How would auto&& extend the life-time of the temporary object?

Question

The code below illustrated my concern:

#include <iostream>


struct O
{
    ~O()
    {
        std::cout << "~O()\n";
    }
};

struct wrapper
{
    O const& val;

    ~wrapper()
    {
        std::cout << "~wrapper()\n";
    }
};

struct wrapperEx // with explicit ctor
{
    O const& val;

    explicit wrapperEx(O const& val)
      : val(val)
    {}

    ~wrapperEx()
    {
        std::cout << "~wrapperEx()\n";
    }
};

template<class T>
T&& f(T&& t)
{
    return std::forward<T>(t);
}


int main()
{
    std::cout << "case 1-----------\n";
    {
        auto&& a = wrapper{O()};
        std::cout << "end-scope\n";
    }
    std::cout << "case 2-----------\n";
    {
        auto a = wrapper{O()};
        std::cout << "end-scope\n";
    }
    std::cout << "case 3-----------\n";
    {
        auto&& a = wrapper{f(O())};
        std::cout << "end-scope\n";
    }
    std::cout << "case Ex-----------\n";
    {
        auto&& a = wrapperEx{O()};
        std::cout << "end-scope\n";
    }
    return 0;
}

See it live here.

It's said that auto&& will extend the life-time of the temporary object, but I can't find the standard words on this rule, at least not in N3690.

The most relevant may be section 12.2.5 about temporary object, but not exactly what I'm looking for.

So, would auto&& life-time extension rule apply to all the temporary objects involved in the expression, or only the final result?

More specific, is a.val guaranteed to be valid (non-dangling) before we reach the end-of-scope in case 1?

Edit: I updated the example to show more cases (3 & Ex).

You'll see that only in case 1 the lifetime of O is extended.

Answer 1

In the same way that a reference to const does:

const auto& a = wrapper{O()};

or

const wrapper& a = wrapper{O()};

or also

wrapper&& a = wrapper{O()};

More specific, is a.val guaranteed to be valid (non-dangling) before we reach the end-of-scope in case 1?

Yes, it is.

There's (almost) nothing particularly important about auto here. It's just a place holder for the correct type (wrapper) which is deduced by the compiler. The main point is the fact that the temporary is bound to a reference.

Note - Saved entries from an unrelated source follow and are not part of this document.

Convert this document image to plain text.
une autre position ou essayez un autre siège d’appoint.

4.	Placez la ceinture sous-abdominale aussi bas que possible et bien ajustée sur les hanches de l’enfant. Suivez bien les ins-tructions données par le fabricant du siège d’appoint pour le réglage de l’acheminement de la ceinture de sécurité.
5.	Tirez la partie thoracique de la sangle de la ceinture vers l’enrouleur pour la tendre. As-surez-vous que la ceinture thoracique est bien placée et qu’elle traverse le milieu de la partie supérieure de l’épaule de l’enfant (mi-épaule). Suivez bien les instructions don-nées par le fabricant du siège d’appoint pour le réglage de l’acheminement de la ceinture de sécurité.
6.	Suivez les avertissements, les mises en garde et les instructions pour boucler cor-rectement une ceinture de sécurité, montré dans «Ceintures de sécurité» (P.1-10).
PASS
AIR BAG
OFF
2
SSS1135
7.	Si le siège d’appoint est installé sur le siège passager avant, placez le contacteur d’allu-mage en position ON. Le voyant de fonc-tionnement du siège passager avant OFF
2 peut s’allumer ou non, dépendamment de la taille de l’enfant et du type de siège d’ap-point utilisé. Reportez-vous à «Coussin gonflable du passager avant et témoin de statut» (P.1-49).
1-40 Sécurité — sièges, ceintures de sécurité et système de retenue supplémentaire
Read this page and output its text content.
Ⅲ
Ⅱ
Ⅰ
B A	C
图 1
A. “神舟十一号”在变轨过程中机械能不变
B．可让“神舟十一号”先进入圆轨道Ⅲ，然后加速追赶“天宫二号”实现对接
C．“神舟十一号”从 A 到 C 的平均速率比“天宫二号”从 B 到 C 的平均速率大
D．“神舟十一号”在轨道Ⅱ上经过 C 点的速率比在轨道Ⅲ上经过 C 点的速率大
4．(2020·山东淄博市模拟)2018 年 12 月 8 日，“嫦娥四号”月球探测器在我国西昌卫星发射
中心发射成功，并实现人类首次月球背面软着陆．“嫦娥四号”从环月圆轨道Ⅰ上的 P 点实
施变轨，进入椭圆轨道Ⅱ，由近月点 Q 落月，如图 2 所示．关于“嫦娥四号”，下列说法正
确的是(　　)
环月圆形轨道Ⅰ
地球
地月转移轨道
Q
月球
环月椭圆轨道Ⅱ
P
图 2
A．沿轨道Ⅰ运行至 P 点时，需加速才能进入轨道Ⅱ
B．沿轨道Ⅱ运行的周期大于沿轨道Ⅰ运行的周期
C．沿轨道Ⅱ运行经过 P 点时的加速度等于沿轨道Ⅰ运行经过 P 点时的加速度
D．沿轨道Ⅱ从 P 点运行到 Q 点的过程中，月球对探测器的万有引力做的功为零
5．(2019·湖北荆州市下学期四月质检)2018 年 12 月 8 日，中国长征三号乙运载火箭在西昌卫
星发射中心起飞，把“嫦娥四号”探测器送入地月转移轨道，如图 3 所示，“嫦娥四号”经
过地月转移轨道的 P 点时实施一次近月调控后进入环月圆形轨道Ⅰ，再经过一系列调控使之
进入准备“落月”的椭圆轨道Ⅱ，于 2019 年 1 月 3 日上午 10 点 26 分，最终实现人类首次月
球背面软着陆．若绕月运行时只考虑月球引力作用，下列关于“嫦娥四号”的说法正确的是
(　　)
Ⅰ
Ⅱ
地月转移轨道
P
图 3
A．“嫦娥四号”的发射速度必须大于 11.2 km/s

For more details see A Candidate For the “Most Important const” which I quote:

Normally, a temporary object lasts only until the end of the full expression in which it appears. However, C++ deliberately specifies that binding a temporary object to a reference to const on the stack lengthens the lifetime of the temporary to the lifetime of the reference itself

The article is about C++ 03 but the argument is still valid: a temporary can be bound to a reference to const (but not to a reference to non-const). In C++ 11, a temporary can also be bound to an rvalue reference. In both cases, the lifetime of the temporary is extended to the lifetime of the reference.

The relevant parts of the C++11 Standard are exactly those referred in the OP, that is, 12.2 p4 and p5:

4 - There are two contexts in which temporaries are destroyed at a different point than the end of the full expression. The first context is [...]

5 - The second context is when a reference is bound to a temporary. [...]

(There are some exceptions in the bullet points following these lines.)

Update: (Following texasbruce's comment.)

The reason why the O in case 2 has a short lifespan is that we have auto a = wrapper{O()}; (see, there's no & here) and then the temporary is not bound to a reference. The temporary is, actually, copied into a using the compiler generated copy-constructor. Therefore, the temporary doesn't have its lifetime expanded and dies at the end of the full expression in which it appears.

There's a danger in this particular example because wrapper::val is a reference. The compiler generated copy-constructor of wrapper will bind a.val to the same object that the temporary's val member is bound to. This object is also a temporary but of type O. Then, when this latter temporary dies we see ~O() on the screen and a.val dangles!

Contrast case 2 with this:

std::cout << "case 3-----------\n";
{
    O o;
    auto a = wrapper{o};
    std::cout << "end-scope\n";
}

The output is (when compiled with gcc using option -fno-elide-constructors)

case 3-----------
~wrapper()
end-scope
~wrapper()
~O()

Now the temporary wrapper has its val member bound to o. Notice that o is not a temporary. As I said, a is a copy of the wrapper temporary and a.val also binds to o. Before the scope ends the temporary wrapper dies and we see the first ~wrapper() on the screen.

Then the scope ends and we get end-scope. Now, a and o must be destroyed in the reverse order of construction, hence we see ~wrapper() when a dies and finally ~O() when it's o's time. This shows that a.val doesn't dangle.

(Final remark: I've used -fno-elide-constructors to prevent a optimization related to copy-construction that would complicate the discussion here but this is another story.)